Solar radiation and radiation in the Van Allen belt around the Earth present no hazard to the crew of Apollo 8 in the thick-skinned command module. The anticipated dosages are less than one rad per man, well below that of a thorough chest X-ray series.


2008/12/24

40 anni fa, la prima circumnavigazione della Luna: Apollo 8

di Paolo Attivissimo

Il 24 dicembre 1968, Jim Lovell, William Anders e Frank Borman (foto qui accanto, tratta da Life) furono le prime tre persone a circumnavigare la Luna. Furono anche i primi astronauti a lasciare l'orbita terrestre, a scorgere con i propri occhi la faccia della Luna che non è mai visibile da Terra e a vedere la Terra intera come una sfera sospesa nel cielo. Lo fecero in un veicolo, il Saturno 5, che non aveva mai volato prima con un carico umano.

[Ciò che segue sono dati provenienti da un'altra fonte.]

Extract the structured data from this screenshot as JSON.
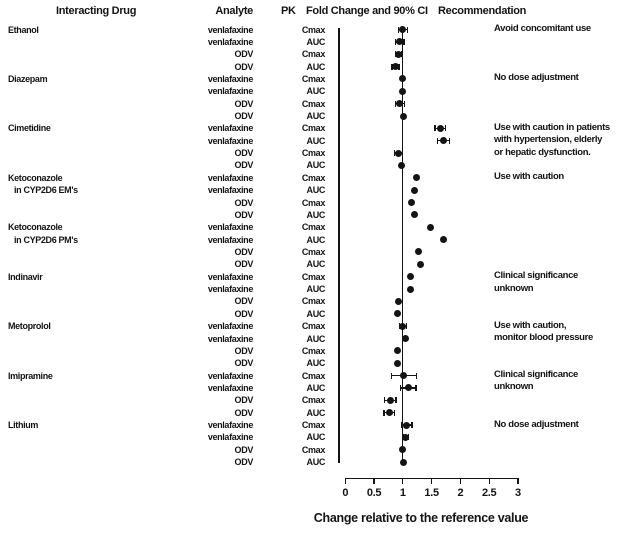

Non avevano a bordo il modulo lunare, che non era ancora pronto; al suo posto c'era un simulacro come zavorra, e quindi non avevano neanche la possibilità di usarlo come scialuppa e propulsore d'emergenza, come avverrà per l'Apollo 13. Ma la CIA aveva saputo che i sovietici stavano tentando di circumnavigare la Luna per primi a sorpresa, e gli Stati Uniti non volevano farsi battere anche stavolta. Il profilo originale della missione (orbita terrestre con prova degli apparati) fu cambiato di corsa.

Alla partenza, Charles Lindbergh era lì a vederli decollare consumando in un secondo dieci volte il carburante che lui aveva usato per la sua celebre trasvolata in solitario dell'Oceano Atlantico. Nel giro di 65 anni, l'umanità era passata dal timido balzo di 40 metri dei fratelli Wright all'inserimento in orbita lunare.

Ma il più grande lascito di questa missione non fu il trionfo tecnologico di una missione ad alto rischio e funestata da vari incidenti ed errori (compresa una cancellazione involontaria della memoria del computer di navigazione e una crisi di diarrea che riempì la capsula di globuli fluttuanti poco raccomandabili), alla faccia di chi dice che le missioni lunari furono troppo perfette per essere vere. Fu questa fotografia a colori della Terra vista dalla Luna, scattata la vigilia di Natale, a lasciare una traccia permanente nella cultura dell'epoca e di oggi. Più di ogni altra immagine o dato tecnico, questa prima visione della Terra come un'unica, delicata isola condivisa rese visceralmente la bellezza e la fragilità del nostro mondo e divenne un'immagine simbolo del nascente movimento ambientalista.



Ne trovate una versione ad altissima risoluzione qui.

In quella stessa missione, i tre astronauti effettuarono dalla Luna una trasmissione televisiva (scaricabile qui), all'epoca la più vista della storia, nella quale mostrarono la superficie della Luna in diretta e lessero un passo della Genesi (una scelta controversa descritta qui). L'immagine fotografica, essendo su pellicola, fu pubblicata soltanto dopo il ritorno degli astronauti.

A quarant'anni di distanza, quel regalo viene ripresentato. Cerchiamo di non dimenticarne la bellezza e il valore. Buon Natale.